Now let us ask ourselves: “Is the definition of journalist is gradually changing?”
Posted by yoannschenker in Uncategorized on January 10, 2011
The iPhone is a practical tool that revolutionizes Internet access. It is now possible to go on the web in almost all areas of daily life. The number of users of smart phones is growing rapidly. The question is whether the gadget will revolutionize the way to get the information. In any case, it seems well that the iPhone is becoming a new means of access to information.
Since the 2000’s, journalism is facing the advent of the Internet.This creation has radically changed the way of consuming information. In 2007, Apple introduced a tool called iPhone, one year later; 17 million of equipment have been sold.
Today, the iPhone offers more than 85 000 applications used by 50 million people around the world.
iPhone applications of press titles
Today, most newspapers offer applications (mostly free) that allow user to have quick access to some or the entire content of the paper version. For instance, the French daily Liberation which for the sum of 0.79 Euros offers the possibility to obtain the digital version of the title sold on newsstands. In addition, the application provides access to all headlines since 1973. It is also possible to create your own one. There is too an interaction with the public, in fact, it is possible with this application to send photos of actuality events. Images sent by Internet will be published for some on website.
The sports magazine l’Equipe also offers an application for 0.79 Euros.

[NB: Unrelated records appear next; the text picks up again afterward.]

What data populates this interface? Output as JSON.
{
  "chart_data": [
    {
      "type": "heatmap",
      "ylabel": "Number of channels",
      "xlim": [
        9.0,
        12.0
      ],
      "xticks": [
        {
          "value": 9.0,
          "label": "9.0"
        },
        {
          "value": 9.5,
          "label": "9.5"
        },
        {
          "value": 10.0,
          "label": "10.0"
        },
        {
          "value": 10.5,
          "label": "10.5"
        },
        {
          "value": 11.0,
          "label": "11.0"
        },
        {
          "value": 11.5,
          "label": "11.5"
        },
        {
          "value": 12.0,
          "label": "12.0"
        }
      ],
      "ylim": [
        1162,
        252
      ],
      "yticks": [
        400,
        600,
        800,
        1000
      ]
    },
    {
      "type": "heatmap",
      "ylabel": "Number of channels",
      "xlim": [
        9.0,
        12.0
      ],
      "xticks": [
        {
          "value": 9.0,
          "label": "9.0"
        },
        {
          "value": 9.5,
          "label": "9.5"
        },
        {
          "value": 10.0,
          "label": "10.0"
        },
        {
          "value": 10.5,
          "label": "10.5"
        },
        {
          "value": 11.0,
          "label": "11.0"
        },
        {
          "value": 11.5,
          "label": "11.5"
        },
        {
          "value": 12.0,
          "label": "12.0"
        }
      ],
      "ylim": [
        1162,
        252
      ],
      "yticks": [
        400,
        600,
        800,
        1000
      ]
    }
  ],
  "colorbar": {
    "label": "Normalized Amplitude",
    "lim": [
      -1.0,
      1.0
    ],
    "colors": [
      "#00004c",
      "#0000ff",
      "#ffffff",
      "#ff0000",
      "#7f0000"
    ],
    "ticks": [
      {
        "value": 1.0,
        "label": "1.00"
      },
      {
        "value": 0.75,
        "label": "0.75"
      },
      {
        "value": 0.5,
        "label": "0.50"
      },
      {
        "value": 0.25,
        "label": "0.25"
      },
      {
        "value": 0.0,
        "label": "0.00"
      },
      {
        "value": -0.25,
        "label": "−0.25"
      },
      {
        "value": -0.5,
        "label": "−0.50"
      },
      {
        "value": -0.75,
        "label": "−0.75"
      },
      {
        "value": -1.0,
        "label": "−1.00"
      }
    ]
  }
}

But the vast majority of iPhone press applications are free. For example, the French news’ paper le Monde offers an application that has been downloaded more than 1.5 million times in 2009. It is one of the most read titles on the iPhone in France.
The free application of le Figaro has also a lot of success and has been downloaded over 500,000 times in 2009.
The Swiss press on iPhone
In Switzerland, most of the press titles are present on the iPhone. Le Matin, for instance, offers an application that lets you view all the news shows on its website matin.ch. It offers the possibility to access a large gallery of images as well as TV programs of more than 30 channels. The application show also information from live sports. To learn more: site du Matin
The advent of the IPAD
The IPAD, put on the market by Apple in April 2010 seems to become even more convenient than the iPhone in terms of internet browsing and reading articles.
A study of Nielsen shows that Ipad users spend more time reading magazines, books and get to the information than the iPhone users. Indeed, 56% of Ipad users spend 16 minutes to two hours daily to read information.
The Iphone is there a new way to access to information? This seems undeniable, however everything is very fast in technological innovation and the Ipad seems to be emerging to become too, a big competitor to the traditional press. It will certainly change too the way to access to the information.